Mrs. Helen Potts: Eloped with her young flame, only to have her mother annul her marriage the very next day. She now takes care of her mom, who has grown elderly and dominates her life. To cope with her loneliness, she often takes in boarders, especially wandering, virile, young men, like Hal. 
Mrs. Potts’ Mother: We never see the older Mrs. Potts, but her voice from off stage, constantly interrupting her daughter’s conversation, suggests her crotchety nature—which means that no nursing home will taker her in, leaving the task of caring for her to her daughter. 

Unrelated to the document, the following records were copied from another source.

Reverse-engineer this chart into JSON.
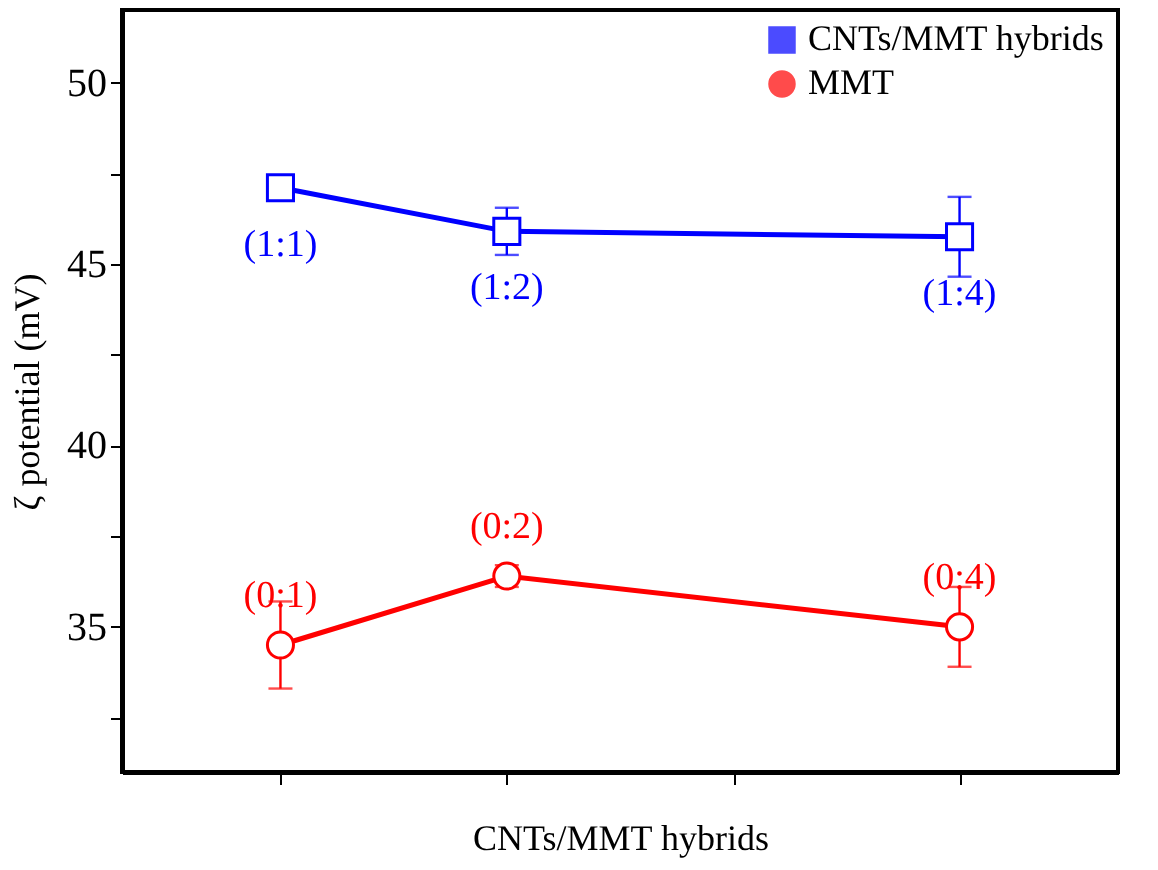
{
  "chart_data": {
    "type": "line",
    "xlabel": "CNTs/MMT hybrids",
    "ylabel": "ζ potential (mV)",
    "categories": [
      null,
      null,
      null,
      null
    ],
    "ylim": [
      31,
      52
    ],
    "yticks": [
      {
        "value": 32.5,
        "label": null
      },
      35,
      {
        "value": 37.5,
        "label": null
      },
      40,
      {
        "value": 42.5,
        "label": null
      },
      45,
      {
        "value": 47.5,
        "label": null
      },
      50
    ],
    "tick_labels": "y",
    "grid": false,
    "legend": "top right",
    "line_style": "solid",
    "series": [
      {
        "name": "CNTs/MMT hybrids",
        "color": "#0000ff",
        "marker": "square",
        "values": [
          47.1,
          45.9,
          null,
          45.75
        ],
        "errors": [
          null,
          0.65,
          null,
          1.1
        ],
        "value_labels": [
          "(1:1)",
          "(1:2)",
          null,
          "(1:4)"
        ]
      },
      {
        "name": "MMT",
        "color": "#ff0000",
        "marker": "circle",
        "values": [
          34.5,
          36.4,
          null,
          35.0
        ],
        "errors": [
          1.2,
          0.3,
          null,
          1.1
        ],
        "value_labels": [
          "(0:1)",
          "(0:2)",
          null,
          "(0:4)"
        ]
      }
    ]
  }
}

Hal Carter: The latest in a series of handsome young men Mrs. Potts has taken in to work odd jobs, Hal spends the day cleaning her garden in exchange for home-cooked meals. He was a football star in high school and college, yet remains poorly educated. He projects a roughness developed by having a father with a drinking problem who died in jail and a mother who wants nothing to do with him. Inside he’s lonely and unsure of himself, ashamed of the unsophisticated upbringing that will always tag him as an outsider. His many wild stories involving women don’t help his longing for true love and normalcy. 
Alan Seymour: Gentle and polite, Alan is Madge Owens’ boyfriend and comes from the richest and most prestigious family in town. He is about to go away for his final year in college, where he was a fraternity brother of Hal. 
Howard Bevans: A businessman from a nearby town who stops in to see Rosemary, whom he dates casually. Mr. Bevans enjoys relaxing with some nice whisky and fun company. 
Irma Kronkite: A local school teacher and friend of Rosemary. 
Christine Schoenwalder: The high school’s new “feminine hygiene” teacher. 
Bomber: The paperboy, constantly making fun of Millie and asking Madge for a date.